International Journal of Environment and Climate Change

Water is a vital natural resource, and effective water resource management requires a comprehensive understanding of the hydrological behavior of a watershed. Surface runoff is a fundamental hydrological parameter for planning and implementing sustainable water management strategies. The present study focuses on the estimation of surface runoff in the Kal River basin using the Soil Conservation Service Curve Number (SCS-CN) method integrated with geospatial techniques. Satellite imagery, digital elevation model (DEM), hydrological soil data, and long-term precipitation records were utilized for land use/land cover classification, drainage network extraction, basin delineation, and runoff estimation. The Kal River basin, located in the Raigad district of the Konkan region, Maharashtra, is a major tributary of the Savitri River and covers a total drainage area of 272.63 km². The elongated shape of the basin indicates prolonged flow duration during rainfall events.

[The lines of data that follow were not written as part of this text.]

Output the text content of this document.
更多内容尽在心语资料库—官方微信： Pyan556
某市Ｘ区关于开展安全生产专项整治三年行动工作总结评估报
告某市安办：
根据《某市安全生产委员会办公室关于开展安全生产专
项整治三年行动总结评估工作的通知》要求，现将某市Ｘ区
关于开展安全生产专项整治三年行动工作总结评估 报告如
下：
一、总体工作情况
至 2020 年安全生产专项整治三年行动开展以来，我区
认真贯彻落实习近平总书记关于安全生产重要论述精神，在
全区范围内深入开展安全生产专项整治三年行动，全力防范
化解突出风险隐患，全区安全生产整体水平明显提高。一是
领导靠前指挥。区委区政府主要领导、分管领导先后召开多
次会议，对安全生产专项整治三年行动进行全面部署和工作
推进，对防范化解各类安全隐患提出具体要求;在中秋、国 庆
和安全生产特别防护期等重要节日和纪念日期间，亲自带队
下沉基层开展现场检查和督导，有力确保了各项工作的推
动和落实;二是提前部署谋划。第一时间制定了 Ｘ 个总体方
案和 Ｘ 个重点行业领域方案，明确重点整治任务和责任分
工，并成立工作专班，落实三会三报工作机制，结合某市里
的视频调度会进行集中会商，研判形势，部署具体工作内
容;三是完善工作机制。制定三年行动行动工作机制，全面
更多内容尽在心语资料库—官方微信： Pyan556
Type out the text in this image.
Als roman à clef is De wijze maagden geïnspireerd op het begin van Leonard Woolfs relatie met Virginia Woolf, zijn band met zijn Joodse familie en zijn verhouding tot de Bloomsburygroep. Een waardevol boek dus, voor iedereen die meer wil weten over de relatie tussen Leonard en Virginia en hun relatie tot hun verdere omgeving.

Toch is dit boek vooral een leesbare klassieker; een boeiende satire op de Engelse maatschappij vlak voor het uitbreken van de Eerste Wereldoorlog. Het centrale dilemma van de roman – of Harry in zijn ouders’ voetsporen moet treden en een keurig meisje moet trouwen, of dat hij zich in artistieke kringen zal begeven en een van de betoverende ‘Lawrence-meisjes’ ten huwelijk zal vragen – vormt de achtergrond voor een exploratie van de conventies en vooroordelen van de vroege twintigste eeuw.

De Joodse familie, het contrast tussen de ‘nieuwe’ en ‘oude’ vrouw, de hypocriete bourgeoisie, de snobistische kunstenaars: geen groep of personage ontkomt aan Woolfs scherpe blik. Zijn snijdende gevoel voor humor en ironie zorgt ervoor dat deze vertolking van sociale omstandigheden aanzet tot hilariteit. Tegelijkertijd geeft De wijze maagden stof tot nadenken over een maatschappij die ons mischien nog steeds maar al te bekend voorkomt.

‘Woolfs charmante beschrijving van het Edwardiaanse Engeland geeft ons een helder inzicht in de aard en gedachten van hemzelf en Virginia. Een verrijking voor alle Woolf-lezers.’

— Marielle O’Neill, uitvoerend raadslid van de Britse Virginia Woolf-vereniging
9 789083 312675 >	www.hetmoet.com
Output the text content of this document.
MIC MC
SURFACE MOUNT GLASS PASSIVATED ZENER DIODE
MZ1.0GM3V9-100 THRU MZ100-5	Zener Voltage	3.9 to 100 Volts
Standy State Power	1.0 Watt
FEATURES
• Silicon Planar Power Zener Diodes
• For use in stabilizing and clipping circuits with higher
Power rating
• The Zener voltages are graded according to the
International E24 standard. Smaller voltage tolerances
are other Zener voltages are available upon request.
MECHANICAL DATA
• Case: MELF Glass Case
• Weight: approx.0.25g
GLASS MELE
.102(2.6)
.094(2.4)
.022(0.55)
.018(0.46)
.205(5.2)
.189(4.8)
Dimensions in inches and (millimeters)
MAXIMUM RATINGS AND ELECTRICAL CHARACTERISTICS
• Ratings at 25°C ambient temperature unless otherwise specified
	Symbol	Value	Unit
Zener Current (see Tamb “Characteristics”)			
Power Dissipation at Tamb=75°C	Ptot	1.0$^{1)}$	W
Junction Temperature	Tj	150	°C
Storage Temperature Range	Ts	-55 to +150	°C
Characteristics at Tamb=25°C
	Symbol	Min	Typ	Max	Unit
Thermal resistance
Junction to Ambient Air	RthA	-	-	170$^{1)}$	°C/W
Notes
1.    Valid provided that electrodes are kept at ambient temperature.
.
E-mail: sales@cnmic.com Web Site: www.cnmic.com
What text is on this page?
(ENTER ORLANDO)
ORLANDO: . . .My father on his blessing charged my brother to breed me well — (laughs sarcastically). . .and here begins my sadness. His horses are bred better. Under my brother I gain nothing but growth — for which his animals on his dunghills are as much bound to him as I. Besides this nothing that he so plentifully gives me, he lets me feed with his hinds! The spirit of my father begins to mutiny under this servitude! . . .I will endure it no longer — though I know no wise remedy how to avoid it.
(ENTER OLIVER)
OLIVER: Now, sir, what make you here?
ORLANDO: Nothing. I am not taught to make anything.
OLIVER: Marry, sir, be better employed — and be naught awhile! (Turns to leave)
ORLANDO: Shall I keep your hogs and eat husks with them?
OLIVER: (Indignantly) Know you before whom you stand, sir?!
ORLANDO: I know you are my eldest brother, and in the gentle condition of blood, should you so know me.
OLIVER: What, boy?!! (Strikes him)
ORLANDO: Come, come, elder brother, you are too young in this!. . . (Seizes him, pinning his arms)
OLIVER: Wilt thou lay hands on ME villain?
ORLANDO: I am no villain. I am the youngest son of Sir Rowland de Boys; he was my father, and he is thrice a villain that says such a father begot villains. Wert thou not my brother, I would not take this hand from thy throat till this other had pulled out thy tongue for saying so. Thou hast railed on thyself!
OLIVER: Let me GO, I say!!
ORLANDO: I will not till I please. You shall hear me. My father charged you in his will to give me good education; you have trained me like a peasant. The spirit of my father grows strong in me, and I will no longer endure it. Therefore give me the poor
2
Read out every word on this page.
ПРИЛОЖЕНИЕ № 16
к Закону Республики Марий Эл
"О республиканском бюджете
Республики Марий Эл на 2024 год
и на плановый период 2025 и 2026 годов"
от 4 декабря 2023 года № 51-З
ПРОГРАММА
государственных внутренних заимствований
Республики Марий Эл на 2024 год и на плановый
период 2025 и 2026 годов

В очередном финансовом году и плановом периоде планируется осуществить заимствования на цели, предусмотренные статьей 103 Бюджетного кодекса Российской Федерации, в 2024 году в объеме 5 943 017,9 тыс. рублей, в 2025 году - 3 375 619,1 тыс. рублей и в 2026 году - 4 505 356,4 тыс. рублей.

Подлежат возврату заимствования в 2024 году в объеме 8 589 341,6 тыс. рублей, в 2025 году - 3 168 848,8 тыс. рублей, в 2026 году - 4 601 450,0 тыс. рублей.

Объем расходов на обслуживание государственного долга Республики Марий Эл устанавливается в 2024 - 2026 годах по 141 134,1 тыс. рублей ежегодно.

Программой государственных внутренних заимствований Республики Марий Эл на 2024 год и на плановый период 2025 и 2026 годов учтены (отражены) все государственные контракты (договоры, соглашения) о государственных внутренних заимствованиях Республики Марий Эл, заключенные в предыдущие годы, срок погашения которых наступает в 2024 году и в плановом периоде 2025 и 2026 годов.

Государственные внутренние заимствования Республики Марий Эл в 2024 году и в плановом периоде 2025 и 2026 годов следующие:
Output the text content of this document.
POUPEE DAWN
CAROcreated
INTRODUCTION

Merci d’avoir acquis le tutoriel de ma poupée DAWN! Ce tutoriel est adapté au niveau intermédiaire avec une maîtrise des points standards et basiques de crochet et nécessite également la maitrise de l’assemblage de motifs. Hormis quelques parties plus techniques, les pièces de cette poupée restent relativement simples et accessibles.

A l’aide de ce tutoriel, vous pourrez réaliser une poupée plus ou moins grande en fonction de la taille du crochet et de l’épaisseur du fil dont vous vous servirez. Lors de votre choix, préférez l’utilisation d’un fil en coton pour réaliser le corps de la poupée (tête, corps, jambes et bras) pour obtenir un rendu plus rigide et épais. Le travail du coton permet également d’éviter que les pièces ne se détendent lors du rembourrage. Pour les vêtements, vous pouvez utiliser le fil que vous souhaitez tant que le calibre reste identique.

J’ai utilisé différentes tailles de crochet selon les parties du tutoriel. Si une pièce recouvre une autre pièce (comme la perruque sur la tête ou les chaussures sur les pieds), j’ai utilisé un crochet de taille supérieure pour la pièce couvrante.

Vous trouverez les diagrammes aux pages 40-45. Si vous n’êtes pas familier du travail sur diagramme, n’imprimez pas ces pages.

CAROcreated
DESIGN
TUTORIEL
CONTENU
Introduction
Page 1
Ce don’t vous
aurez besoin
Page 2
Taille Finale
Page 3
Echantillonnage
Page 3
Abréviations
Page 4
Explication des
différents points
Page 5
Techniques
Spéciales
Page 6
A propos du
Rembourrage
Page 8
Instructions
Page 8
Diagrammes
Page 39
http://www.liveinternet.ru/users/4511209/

Runoff estimation using the SCS-CN method was carried out by integrating land use/land cover information with hydrological soil groups and antecedent moisture conditions. Despite receiving high annual rainfall, a significant proportion of precipitation is lost as surface runoff due to undulating topography and dominant overland flow processes. Surface runoff depth was estimated for a 33-year period (1990–2022), yielding an average annual runoff depth of 1485.18 mm from an average annual rainfall of 3389.06 mm, indicating that approximately 43.83% of total rainfall contributes to surface runoff. The established rainfall–runoff depth relationship over the study period demonstrates a strong and consistent dependence of runoff generation on precipitation variability. Validation of the estimated runoff against observed data showed good agreement, with a coefficient of determination (R² = 0.73) and a correlation coefficient (r = 0.73). The study highlights that the integration of GIS and the SCS-CN method is an effective and reliable approach for surface runoff estimation and provides valuable insights for watershed management, water conservation, and sustainable planning.